ECLI:NL:GHSHE:2014:3537

Gerechtshof 's-Hertogenbosch

Datum uitspraak
9 september 2014
Publicatiedatum
9 september 2014
Zaaknummer
HD 200.124.168_01
Instantie
Gerechtshof 's-Hertogenbosch
Type
Uitspraak
Rechtsgebied
Civiel recht; Arbeidsrecht
Procedures
  • Hoger beroep
Vindplaatsen
  • Rechtspraak.nl
AI samenvatting door LexboostAutomatisch gegenereerd

Ontslag op staande voet na fysiek geweld tijdens functioneringsgesprek

In deze zaak gaat het om een hoger beroep van [appellant] tegen [geïntimeerde] over de rechtsgeldigheid van een ontslag op staande voet. [Appellant] was sinds 2001 of 2003 in dienst bij [geïntimeerde] als chauffeur. Tijdens een functioneringsgesprek op 14 juni 2012 ontstond er een conflict tussen [appellant] en zijn leidinggevende, [leidinggevende]. [Appellant] werd op dat moment boos en gaf [leidinggevende] een kopstoot. Na dit voorval werd [appellant] op staande voet ontslagen. [Appellant] stelde dat er geen dringende reden voor ontslag was en vorderde zijn salaris vanaf de ontslagdatum tot aan de rechtsgeldige beëindiging van zijn dienstverband.

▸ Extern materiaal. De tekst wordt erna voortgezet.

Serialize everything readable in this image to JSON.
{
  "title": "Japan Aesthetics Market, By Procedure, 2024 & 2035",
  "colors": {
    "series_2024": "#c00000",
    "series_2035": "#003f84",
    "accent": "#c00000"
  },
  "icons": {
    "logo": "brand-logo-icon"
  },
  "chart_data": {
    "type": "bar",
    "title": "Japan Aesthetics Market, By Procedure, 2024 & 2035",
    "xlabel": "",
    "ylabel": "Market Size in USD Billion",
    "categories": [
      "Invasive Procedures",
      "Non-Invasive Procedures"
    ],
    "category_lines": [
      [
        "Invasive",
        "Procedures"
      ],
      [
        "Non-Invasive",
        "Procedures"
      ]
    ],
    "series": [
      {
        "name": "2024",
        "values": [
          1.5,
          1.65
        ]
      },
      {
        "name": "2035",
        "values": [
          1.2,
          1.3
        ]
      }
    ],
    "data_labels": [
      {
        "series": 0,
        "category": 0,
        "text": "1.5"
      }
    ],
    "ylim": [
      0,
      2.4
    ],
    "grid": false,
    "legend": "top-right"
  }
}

De kantonrechter oordeelde in eerste aanleg dat het ontslag rechtsgeldig was, waarop [appellant] in hoger beroep ging. Het hof beoordeelde de omstandigheden van het geval, waaronder de aard van het geweld en de persoonlijke omstandigheden van [appellant]. Het hof concludeerde dat, ondanks de psychische problemen van [appellant], het geweld dat hij had gepleegd niet kon worden getolereerd. Het hof oordeelde dat [geïntimeerde] niet kon worden gevergd het dienstverband voort te zetten na het voorval. De grieven van [appellant] werden verworpen, en het hof bekrachtigde het vonnis van de kantonrechter, waarbij [appellant] werd veroordeeld in de proceskosten van het hoger beroep.

Uitspraak

GERECHTSHOF ’s-HERTOGENBOSCH

Afdeling civiel recht
zaaknummer HD 200.124.168/01
arrest van 9 september 2014
in de zaak van
[appellant],
wonende te [woonplaats],
appellant,
hierna aan te duiden als: [appellant],
advocaat: mr. J.W.J. Hopmans te Groesbeek,
tegen
[X.] Distri Logistics [vestigingsplaats] B.V.,
gevestigd te [vestigingsplaats],
geïntimeerde,
hietna aan te duiden als: [geïntimeerde],
advocaat: mr. J. Withaar te Tilburg,
als vervolg op het door het hof gewezen tussenarrest van 21 mei 2013 in het hoger beroep van het door de rechtbank Oost-Brabant, kanton ‘s-Hertogenbosch onder zaaknummer 851579/ rolnummer 12-8425/297 gewezen vonnis van 10 januari 2013.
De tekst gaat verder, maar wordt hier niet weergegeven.